WIEGO, en collaboration avec des expert·e·s de la santé publique et des partenaires de l'AMUR et de l'Université de Brasilia, a élaboré des lignes directrices destinées aux récupératrice·eur·s de matériaux, à leurs organisations et aux agences d'assainissement afin de contribuer à prévenir la propagation de la COVID-19. Cela comprend une affiche et une note technique expliquant comment les récupératrice·eur·s de matériaux peuvent réduire leurs risques.
France
AMELIOR à Montreuil, France, rapporte que l’organisation a travaillé dans la formation de ses membres sur les risques et les stratégies de prévention. Pourtant, de nos jours, le gouvernement a décrété l’isolement social à la maison pour tout le monde. Comme les récupératrice·eur·s n’ont pas pu travailler pendant des jours et n’ont donc pas d’argent ni de nourriture, l’organisation a contacté chaque récupératrice·eur pour connaître sa situation particulière.
Ghana
À Accra, l’Association de récupératrice·eur·s de Kpone s’attaque à cette crise. La direction de cette organisation va fournir des produits désinfectants et des équipements de protection (tels que des masques, des gants et de l’eau propre) à ses membres. Même si le site d’enfouissement de Kpone est de nos jours fermé, l’association participe à la prévention de la propagation du virus parmi les récupératrice·eur·s et leurs familles et offre des formations. L’organisation a annulé ses réunions jusqu’à nouvel ordre.

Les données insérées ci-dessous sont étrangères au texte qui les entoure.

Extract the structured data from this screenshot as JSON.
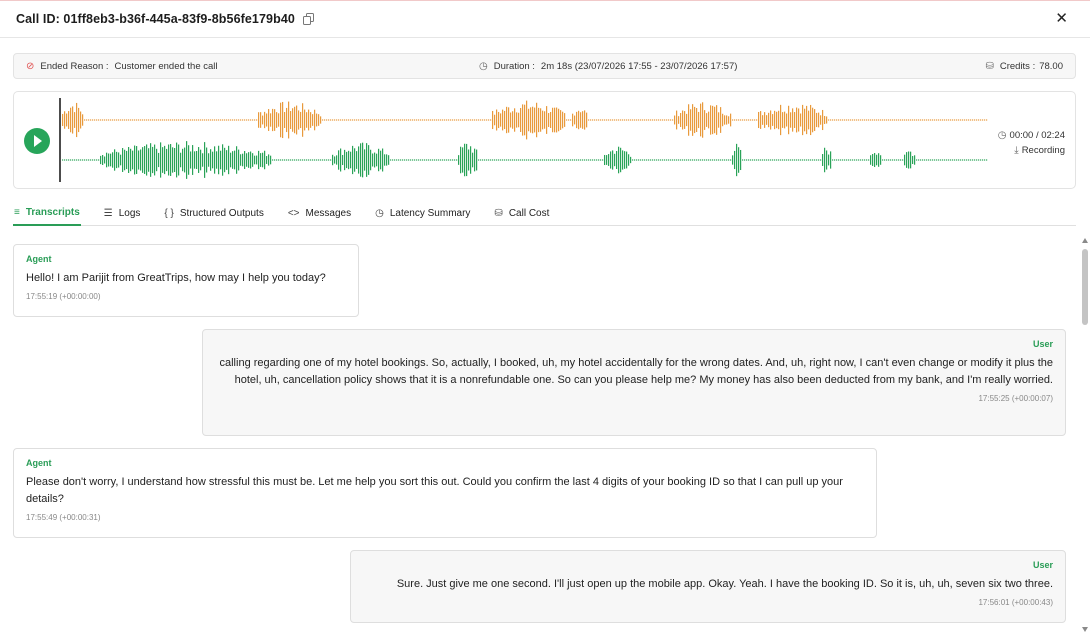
{
  "header": {
    "title": "Call ID: 01ff8eb3-b36f-445a-83f9-8b56fe179b40",
    "copy_icon": "copy-icon",
    "close_label": "✕"
  },
  "info": {
    "ended_label": "Ended Reason :",
    "ended_value": "Customer ended the call",
    "duration_label": "Duration :",
    "duration_value": "2m 18s (23/07/2026 17:55 - 23/07/2026 17:57)",
    "credits_label": "Credits :",
    "credits_value": "78.00"
  },
  "player": {
    "time": "00:00 / 02:24",
    "recording_label": "Recording",
    "colors": {
      "agent": "#e89a3c",
      "user": "#2aa358",
      "play": "#27a55a"
    }
  },
  "tabs": [
    {
      "label": "Transcripts",
      "icon": "lines-icon",
      "active": true
    },
    {
      "label": "Logs",
      "icon": "list-icon"
    },
    {
      "label": "Structured Outputs",
      "icon": "braces-icon"
    },
    {
      "label": "Messages",
      "icon": "code-icon"
    },
    {
      "label": "Latency Summary",
      "icon": "clock-icon"
    },
    {
      "label": "Call Cost",
      "icon": "coins-icon"
    }
  ],
  "messages": [
    {
      "speaker": "Agent",
      "text": "Hello! I am Parijit from GreatTrips, how may I help you today?",
      "time": "17:55:19 (+00:00:00)"
    },
    {
      "speaker": "User",
      "text": "calling regarding one of my hotel bookings. So, actually, I booked, uh, my hotel accidentally for the wrong dates. And, uh, right now, I can't even change or modify it plus the hotel, uh, cancellation policy shows that it is a nonrefundable one. So can you please help me? My money has also been deducted from my bank, and I'm really worried.",
      "time": "17:55:25 (+00:00:07)"
    },
    {
      "speaker": "Agent",
      "text": "Please don't worry, I understand how stressful this must be. Let me help you sort this out. Could you confirm the last 4 digits of your booking ID so that I can pull up your details?",
      "time": "17:55:49 (+00:00:31)"
    },
    {
      "speaker": "User",
      "text": "Sure. Just give me one second. I'll just open up the mobile app. Okay. Yeah. I have the booking ID. So it is, uh, uh, seven six two three.",
      "time": "17:56:01 (+00:00:43)"
    }
  ]
}
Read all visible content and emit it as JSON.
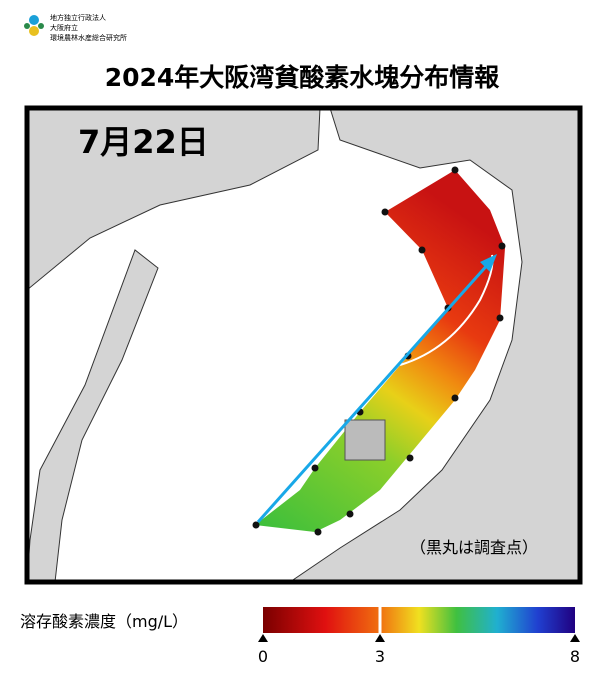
{
  "header": {
    "org_lines": [
      "地方独立行政法人",
      "大阪府立",
      "環境農林水産総合研究所"
    ],
    "title": "2024年大阪湾貧酸素水塊分布情報"
  },
  "map": {
    "date": "7月22日",
    "note": "（黒丸は調査点）"
  },
  "colorbar": {
    "label": "溶存酸素濃度（mg/L）",
    "range": [
      0,
      8
    ],
    "ticks": [
      0,
      3,
      8
    ]
  }
}
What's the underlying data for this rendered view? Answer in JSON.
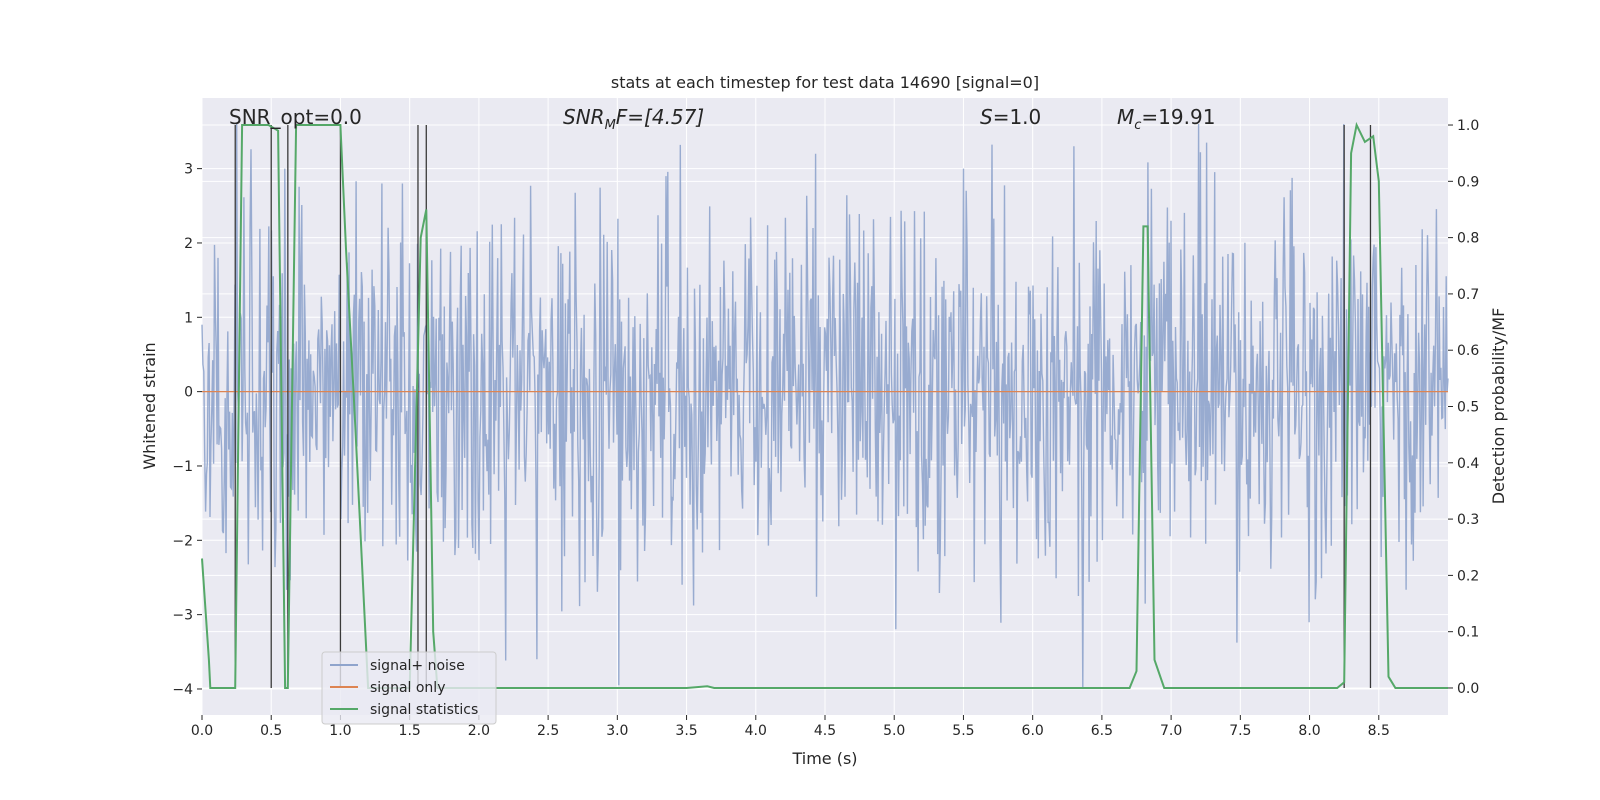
{
  "chart_data": {
    "type": "line",
    "title": "stats at each timestep for test data 14690 [signal=0]",
    "xlabel": "Time (s)",
    "ylabel": "Whitened strain",
    "ylabel_right": "Detection probability/MF",
    "xlim": [
      0.0,
      9.0
    ],
    "ylim": [
      -4.35,
      3.95
    ],
    "ylim_right": [
      -0.048,
      1.048
    ],
    "x_ticks": [
      0.0,
      0.5,
      1.0,
      1.5,
      2.0,
      2.5,
      3.0,
      3.5,
      4.0,
      4.5,
      5.0,
      5.5,
      6.0,
      6.5,
      7.0,
      7.5,
      8.0,
      8.5
    ],
    "x_tick_labels": [
      "0.0",
      "0.5",
      "1.0",
      "1.5",
      "2.0",
      "2.5",
      "3.0",
      "3.5",
      "4.0",
      "4.5",
      "5.0",
      "5.5",
      "6.0",
      "6.5",
      "7.0",
      "7.5",
      "8.0",
      "8.5"
    ],
    "y_ticks": [
      -4,
      -3,
      -2,
      -1,
      0,
      1,
      2,
      3
    ],
    "y_tick_labels": [
      "−4",
      "−3",
      "−2",
      "−1",
      "0",
      "1",
      "2",
      "3"
    ],
    "y2_ticks": [
      0.0,
      0.1,
      0.2,
      0.3,
      0.4,
      0.5,
      0.6,
      0.7,
      0.8,
      0.9,
      1.0
    ],
    "y2_tick_labels": [
      "0.0",
      "0.1",
      "0.2",
      "0.3",
      "0.4",
      "0.5",
      "0.6",
      "0.7",
      "0.8",
      "0.9",
      "1.0"
    ],
    "annotations": {
      "snr_opt": "SNR_opt=0.0",
      "snr_mf_label": "SNR",
      "snr_mf_sub": "M",
      "snr_mf_rest": "F=[4.57]",
      "s_label": "S",
      "s_value": "=1.0",
      "mc_label": "M",
      "mc_sub": "c",
      "mc_value": "=19.91"
    },
    "legend": {
      "position": "lower-left",
      "entries": [
        "signal+ noise",
        "signal only",
        "signal statistics"
      ]
    },
    "colors": {
      "noise": "#8fa4cc",
      "signal": "#dd8452",
      "stats": "#55a868",
      "vlines": "#3a3a3a",
      "background": "#eaeaf2",
      "grid": "#ffffff"
    },
    "series": [
      {
        "name": "signal+ noise",
        "axis": "left",
        "description": "whitened strain noise, approx. Gaussian sigma ~1, range about -4 to 3.7",
        "peak_x": [
          0.25,
          0.6,
          1.3,
          1.45,
          2.42,
          3.35,
          4.43,
          5.5,
          6.3,
          6.36,
          7.2,
          8.25
        ],
        "peak_y": [
          3.6,
          3.0,
          2.8,
          2.8,
          -3.6,
          2.9,
          3.2,
          3.0,
          3.3,
          -4.0,
          3.6,
          3.6
        ]
      },
      {
        "name": "signal only",
        "axis": "left",
        "x": [
          0.0,
          9.0
        ],
        "y": [
          0.0,
          0.0
        ]
      },
      {
        "name": "signal statistics",
        "axis": "right",
        "x": [
          0.0,
          0.05,
          0.06,
          0.2,
          0.24,
          0.29,
          0.4,
          0.48,
          0.55,
          0.6,
          0.62,
          0.68,
          0.8,
          1.0,
          1.04,
          1.1,
          1.2,
          1.5,
          1.58,
          1.62,
          1.67,
          1.7,
          2.0,
          3.0,
          3.5,
          3.65,
          3.7,
          4.0,
          5.0,
          6.0,
          6.7,
          6.75,
          6.8,
          6.83,
          6.88,
          6.95,
          7.0,
          7.5,
          8.0,
          8.2,
          8.25,
          8.3,
          8.34,
          8.4,
          8.46,
          8.5,
          8.57,
          8.62,
          8.7,
          9.0
        ],
        "y": [
          0.23,
          0.05,
          0.0,
          0.0,
          0.0,
          1.0,
          1.0,
          1.0,
          0.99,
          0.0,
          0.0,
          1.0,
          1.0,
          1.0,
          0.78,
          0.5,
          0.0,
          0.0,
          0.8,
          0.85,
          0.1,
          0.0,
          0.0,
          0.0,
          0.0,
          0.003,
          0.0,
          0.0,
          0.0,
          0.0,
          0.0,
          0.03,
          0.82,
          0.82,
          0.05,
          0.0,
          0.0,
          0.0,
          0.0,
          0.0,
          0.01,
          0.95,
          1.0,
          0.97,
          0.98,
          0.9,
          0.02,
          0.0,
          0.0,
          0.0
        ]
      }
    ],
    "vertical_lines_x": [
      0.24,
      0.5,
      0.62,
      1.0,
      1.56,
      1.62,
      8.25,
      8.44
    ]
  }
}
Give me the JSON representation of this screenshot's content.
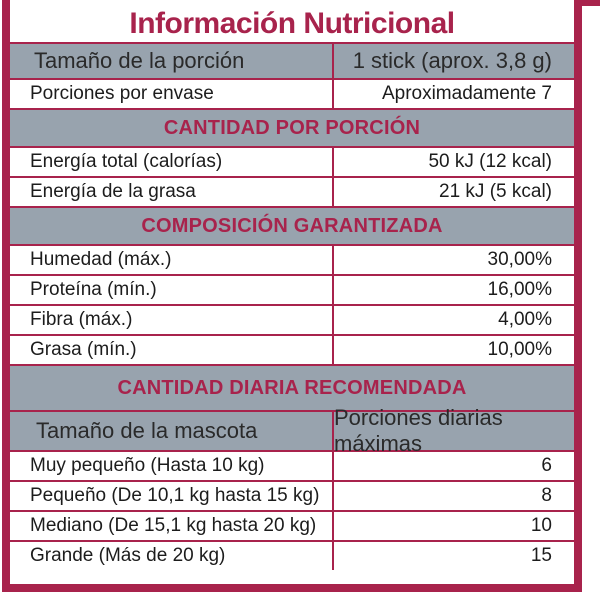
{
  "title": "Información Nutricional",
  "serving": {
    "label": "Tamaño de la porción",
    "value": "1 stick (aprox. 3,8 g)"
  },
  "servings_per_container": {
    "label": "Porciones por envase",
    "value": "Aproximadamente 7"
  },
  "section_amount": "CANTIDAD POR PORCIÓN",
  "energy_rows": [
    {
      "label": "Energía total (calorías)",
      "value": "50 kJ (12 kcal)"
    },
    {
      "label": "Energía de la grasa",
      "value": "21 kJ (5 kcal)"
    }
  ],
  "section_composition": "COMPOSICIÓN GARANTIZADA",
  "composition_rows": [
    {
      "label": "Humedad (máx.)",
      "value": "30,00%"
    },
    {
      "label": "Proteína (mín.)",
      "value": "16,00%"
    },
    {
      "label": "Fibra (máx.)",
      "value": "4,00%"
    },
    {
      "label": "Grasa (mín.)",
      "value": "10,00%"
    }
  ],
  "section_daily": "CANTIDAD DIARIA RECOMENDADA",
  "pet_header": {
    "left": "Tamaño de la mascota",
    "right": "Porciones diarias máximas"
  },
  "pet_rows": [
    {
      "label": "Muy pequeño (Hasta 10 kg)",
      "value": "6"
    },
    {
      "label": "Pequeño (De 10,1 kg hasta 15 kg)",
      "value": "8"
    },
    {
      "label": "Mediano (De 15,1  kg hasta 20 kg)",
      "value": "10"
    },
    {
      "label": "Grande (Más de 20 kg)",
      "value": "15"
    }
  ],
  "colors": {
    "accent": "#a8234c",
    "header_gray": "#98a3ae"
  }
}
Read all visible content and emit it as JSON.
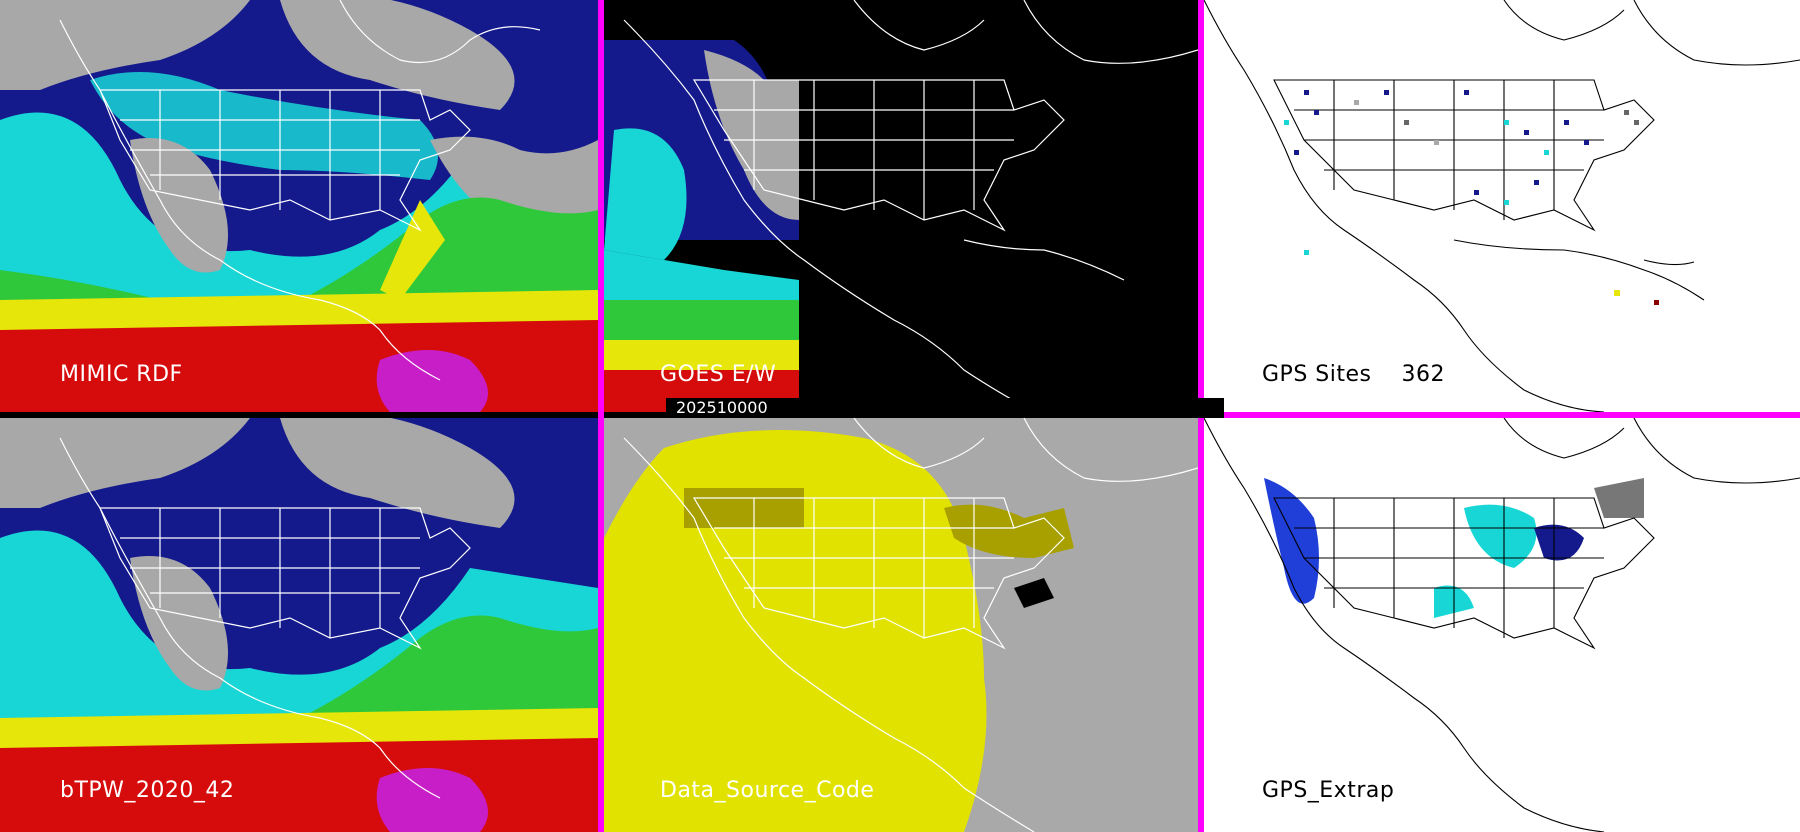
{
  "panels": [
    {
      "id": "mimic",
      "label": "MIMIC RDF"
    },
    {
      "id": "goes",
      "label": "GOES E/W"
    },
    {
      "id": "gps_sites",
      "label": "GPS Sites    362"
    },
    {
      "id": "btpw",
      "label": "bTPW_2020_42"
    },
    {
      "id": "dsc",
      "label": "Data_Source_Code"
    },
    {
      "id": "extrap",
      "label": "GPS_Extrap"
    }
  ],
  "timestamp": "202510000",
  "colors": {
    "divider": "#ff00ff",
    "cyan": "#19d6d6",
    "navy": "#141a8c",
    "blue": "#1f3fd8",
    "gray": "#a8a8a8",
    "green": "#2fc83a",
    "yellow": "#e6e60a",
    "red": "#d60c0c",
    "magenta": "#c81ec8",
    "dsc_yellow": "#e2e200",
    "dsc_gray": "#a9a9a9",
    "dsc_olive": "#a8a000"
  }
}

D’ailleurs, elle encourage la participation d’autres récupératrice·eur·s et les invite à parler d’une seule voix dans un appel au gouvernement pour qu’on n’oublie pas le secteur de l’économie informelle.
Inde
L’Alliance de récupératrice·eur·s d’Inde a demandé l’appui du premier ministre indien ainsi qu’un revenu minimum d’urgence de 10 000 INR par mois par ménage.
Afrique du Sud
L’Association de récupératrice·eur·s de l’Afrique du Sud lance un appel à tou·te·s celles et ceux récupérant des matériaux recyclables du flux de déchets, des sites d’enfouissement, des rues, des décharges illégales et des communautés à prendre soin de leur santé pendant ces temps difficiles. SAWPA appelle les gouvernements locaux et nationaux ainsi que les citoyen·ne·s à assister, soutenir, financer et travailler d’une manière globale avec les récupératrice·eur·s ; en particulier pour leur faciliter l’accès aux produits désinfectants.
Colombie
L’ANR, l’Association nationale de récupératrice·eur·s, offre des recommandations pour prévenir la propagation du coronavirus lors de la prestation du service public de gestion de matériaux recyclables, dans le cadre du service public de gestion de déchets en Colombie (espagnol). L’ANR a exigé :
- Que le gouvernement n’interdisse PAS le recyclage et qu’il reconnaisse les récupératrice·eur·s de matériaux qui continuent à travailler dans les rues en tant que fournisseuse·eur·s d’un service.
- Que la citoyenneté soit informée par le biais de bases de données et d’autres canaux à propos de l’urgence du tri à la source ou, au moins, de l’identification des sacs des déchets pouvant contenir le coronavirus au cas où il y ait des personnes malades à la maison.
- Que les récupératrice·eur·s aient accès à des équipements de protection individuels et puissent se laver les mains avec du savon toutes les heures (ces travailleuse·eur·s ont installé des gallons d’eau et du savon dans leurs véhicules, mais sont à court de ressources). L’ARB, l’Association récupératrice·eur·s de Bogota, a demandé à l’industrie de matériaux recyclables de soutenir les organisations en fournissant ces équipements.
Dans la région d’Antioquia, les circuits de collecte sont fermés dû à la loi de restriction de la circulation dans la ville. Les récupératrice·eur·s ont donc subi une réduction radicale de leurs revenus.